According to court documents, the health-care professionals argue COVID-19 no longer presents “an immediate or significant threat to public health.” Moreover, they argue that the order was “ineffective” and “unreasonable” on grounds that unvaccinated professionals did not pose a greater risk of passing the virus on to patients because of the preventative measures already in place. Nearly 2,500 B.C. health-care workers lost their jobs for not being vaccinated, according to the Vancouver Sun.
The Justice Centre for Constitutional Freedoms (JCCF) says in a release it supported the legal challenge to the public health order which was brought forward on March 16, 2022. The lawsuit covers workers who refused the vaccine for various reasons including religious, conscience, and medical concerns. “No provisions for alternative employment or accommodation were made for healthcare workers who chose not to get injected for reasons of conscience or religion, for medical reasons, or for those with natural immunity to COVID,” JCCF’s release said. B.C. is the last remaining province to keep the vaccine requirement for health-care workers in place, meaning that professionals who have not been fully vaccinated are not yet allowed to return to work.

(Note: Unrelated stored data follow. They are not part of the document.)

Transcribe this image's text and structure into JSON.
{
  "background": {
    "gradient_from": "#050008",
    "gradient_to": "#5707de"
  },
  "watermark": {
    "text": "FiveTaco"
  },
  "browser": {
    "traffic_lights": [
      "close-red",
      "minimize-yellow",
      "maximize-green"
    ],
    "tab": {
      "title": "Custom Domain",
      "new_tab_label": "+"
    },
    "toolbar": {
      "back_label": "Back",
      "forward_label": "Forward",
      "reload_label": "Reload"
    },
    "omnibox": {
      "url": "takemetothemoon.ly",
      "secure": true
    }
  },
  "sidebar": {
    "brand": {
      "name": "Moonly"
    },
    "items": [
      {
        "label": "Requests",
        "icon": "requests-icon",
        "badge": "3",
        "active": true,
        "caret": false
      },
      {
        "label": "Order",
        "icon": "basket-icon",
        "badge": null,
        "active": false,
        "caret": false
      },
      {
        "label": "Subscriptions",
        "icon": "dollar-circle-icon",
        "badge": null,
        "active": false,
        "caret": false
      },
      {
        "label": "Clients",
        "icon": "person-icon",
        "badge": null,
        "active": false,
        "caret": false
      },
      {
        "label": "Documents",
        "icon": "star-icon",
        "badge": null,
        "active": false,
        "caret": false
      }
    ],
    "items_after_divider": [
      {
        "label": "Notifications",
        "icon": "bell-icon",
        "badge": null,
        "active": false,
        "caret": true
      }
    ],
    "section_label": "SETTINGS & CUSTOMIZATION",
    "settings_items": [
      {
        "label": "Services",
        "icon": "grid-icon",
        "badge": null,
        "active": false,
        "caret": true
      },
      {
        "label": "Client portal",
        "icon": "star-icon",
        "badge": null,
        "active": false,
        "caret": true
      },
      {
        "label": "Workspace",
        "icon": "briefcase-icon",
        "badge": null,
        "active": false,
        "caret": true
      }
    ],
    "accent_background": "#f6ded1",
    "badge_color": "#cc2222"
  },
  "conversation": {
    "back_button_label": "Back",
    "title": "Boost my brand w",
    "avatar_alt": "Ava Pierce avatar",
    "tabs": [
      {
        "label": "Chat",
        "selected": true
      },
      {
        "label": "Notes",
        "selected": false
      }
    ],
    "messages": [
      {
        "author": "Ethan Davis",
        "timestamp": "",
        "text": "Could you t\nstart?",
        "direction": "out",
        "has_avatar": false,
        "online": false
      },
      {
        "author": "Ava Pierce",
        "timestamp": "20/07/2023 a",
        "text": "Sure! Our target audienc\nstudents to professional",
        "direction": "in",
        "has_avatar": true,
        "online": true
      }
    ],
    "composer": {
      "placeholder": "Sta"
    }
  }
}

“I am of the opinion that any slippage in the level of vaccination in the health-care workforce could result in significant illness on the part of the health-care workforce which would undermine the capacity of the health-care system to respond to a significant resurgence of disease,” Ms. Henry said in an Oct. 5 public health order. The order does not have an end date. JCCF noted the mandate remains in effect despite a health-care crisis in B.C. fuelled by persistent labour shortages.